In most cases the barely functioning existing kidneys are not removed, as this has been shown to increase the rates of surgical morbidities. Therefore, the kidney is usually placed in a location different from the original kidney, often in the iliac fossa, so it is often necessary to use a different blood supply:
There is disagreement in surgical textbooks regarding which side of the recipient’s pelvis to use in receiving the transplant. Campbell's Urology (2002) recommends placing the donor kidney in the recipient’s contralateral side (i.e. a left sided kidney would be transplanted in the recipient's right side) to ensure the renal pelvis and ureter are anterior in the event that future surgeries are required.

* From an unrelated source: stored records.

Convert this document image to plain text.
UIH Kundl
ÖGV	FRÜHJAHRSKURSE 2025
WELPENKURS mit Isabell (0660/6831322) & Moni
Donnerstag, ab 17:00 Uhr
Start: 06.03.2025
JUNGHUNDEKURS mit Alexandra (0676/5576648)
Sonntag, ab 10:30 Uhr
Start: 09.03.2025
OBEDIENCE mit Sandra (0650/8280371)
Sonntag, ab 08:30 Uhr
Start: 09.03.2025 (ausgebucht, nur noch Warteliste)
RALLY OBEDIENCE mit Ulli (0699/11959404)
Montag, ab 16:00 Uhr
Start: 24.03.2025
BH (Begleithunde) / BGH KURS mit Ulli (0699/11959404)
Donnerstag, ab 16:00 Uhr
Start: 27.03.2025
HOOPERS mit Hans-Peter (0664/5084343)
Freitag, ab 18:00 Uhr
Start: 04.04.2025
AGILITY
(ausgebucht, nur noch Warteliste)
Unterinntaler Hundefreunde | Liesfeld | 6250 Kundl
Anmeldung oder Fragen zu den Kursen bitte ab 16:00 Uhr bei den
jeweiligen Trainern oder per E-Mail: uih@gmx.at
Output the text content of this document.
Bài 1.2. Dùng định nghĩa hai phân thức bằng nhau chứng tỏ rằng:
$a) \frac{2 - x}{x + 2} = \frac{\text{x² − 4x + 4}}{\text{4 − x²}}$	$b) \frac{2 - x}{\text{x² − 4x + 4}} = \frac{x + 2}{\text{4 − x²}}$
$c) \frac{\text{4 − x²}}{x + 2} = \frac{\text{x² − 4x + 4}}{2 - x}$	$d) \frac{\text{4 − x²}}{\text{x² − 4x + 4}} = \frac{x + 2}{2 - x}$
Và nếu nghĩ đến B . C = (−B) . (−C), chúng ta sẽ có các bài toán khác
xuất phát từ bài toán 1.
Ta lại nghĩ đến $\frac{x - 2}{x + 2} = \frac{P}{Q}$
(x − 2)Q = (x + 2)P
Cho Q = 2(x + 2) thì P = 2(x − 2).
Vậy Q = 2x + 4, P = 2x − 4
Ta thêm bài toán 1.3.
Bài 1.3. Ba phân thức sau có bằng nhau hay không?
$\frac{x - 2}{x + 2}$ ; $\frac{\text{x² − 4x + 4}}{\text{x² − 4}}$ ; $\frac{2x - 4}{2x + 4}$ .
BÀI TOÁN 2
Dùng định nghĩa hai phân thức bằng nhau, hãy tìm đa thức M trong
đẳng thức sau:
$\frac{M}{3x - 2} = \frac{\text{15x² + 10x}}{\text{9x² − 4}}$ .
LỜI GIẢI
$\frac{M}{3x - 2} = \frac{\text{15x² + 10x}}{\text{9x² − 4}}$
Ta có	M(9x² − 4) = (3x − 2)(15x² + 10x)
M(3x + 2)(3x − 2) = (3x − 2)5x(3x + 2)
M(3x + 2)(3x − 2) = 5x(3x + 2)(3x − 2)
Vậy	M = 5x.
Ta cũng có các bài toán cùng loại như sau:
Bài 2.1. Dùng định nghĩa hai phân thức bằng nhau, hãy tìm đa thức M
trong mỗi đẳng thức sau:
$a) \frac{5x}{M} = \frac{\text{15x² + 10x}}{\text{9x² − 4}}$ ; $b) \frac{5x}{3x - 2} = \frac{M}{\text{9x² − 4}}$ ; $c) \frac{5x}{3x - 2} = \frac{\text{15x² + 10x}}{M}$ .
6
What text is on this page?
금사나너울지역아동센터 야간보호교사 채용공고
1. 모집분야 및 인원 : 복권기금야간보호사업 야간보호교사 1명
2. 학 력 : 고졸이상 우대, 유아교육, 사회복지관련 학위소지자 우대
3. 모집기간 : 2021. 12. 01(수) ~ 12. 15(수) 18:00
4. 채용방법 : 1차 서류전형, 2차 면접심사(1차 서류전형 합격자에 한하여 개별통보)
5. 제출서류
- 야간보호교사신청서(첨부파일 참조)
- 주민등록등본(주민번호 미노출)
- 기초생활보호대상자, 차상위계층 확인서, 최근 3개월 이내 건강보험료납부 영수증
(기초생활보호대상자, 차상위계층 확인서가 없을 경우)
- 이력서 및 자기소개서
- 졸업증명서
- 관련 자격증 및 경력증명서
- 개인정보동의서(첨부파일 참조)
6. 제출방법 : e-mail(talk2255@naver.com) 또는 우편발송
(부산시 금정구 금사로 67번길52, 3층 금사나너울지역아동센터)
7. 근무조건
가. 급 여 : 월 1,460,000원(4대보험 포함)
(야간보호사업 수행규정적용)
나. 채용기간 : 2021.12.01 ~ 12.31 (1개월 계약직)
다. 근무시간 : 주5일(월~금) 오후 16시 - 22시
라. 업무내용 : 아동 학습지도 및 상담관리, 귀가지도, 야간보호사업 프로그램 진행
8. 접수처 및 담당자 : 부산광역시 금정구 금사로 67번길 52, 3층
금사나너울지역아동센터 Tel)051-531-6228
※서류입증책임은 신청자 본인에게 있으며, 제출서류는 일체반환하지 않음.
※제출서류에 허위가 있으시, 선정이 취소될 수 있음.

In an instance where there is doubt over whether there is enough space in the recipient’s pelvis for the donor's kidney the textbook recommends using the right side because the right side has a wider choice of arteries and veins for reconstruction. Smith's Urology (2004) states that either side of the recipient's pelvis is acceptable, however the right vessels are “more horizontal” with respect to each other and therefore easier to use in the anastomoses. It is unclear what is meant by the words “more horizontal”. Glen's Urological Surgery (2004) recommends putting the kidney in the contralateral side in all circumstances. No reason is explicitly put forth; however, one can assume the rationale is similar to that of Campbell's—to ensure that the renal pelvis and ureter are most anterior in the event that future surgical correction becomes necessary.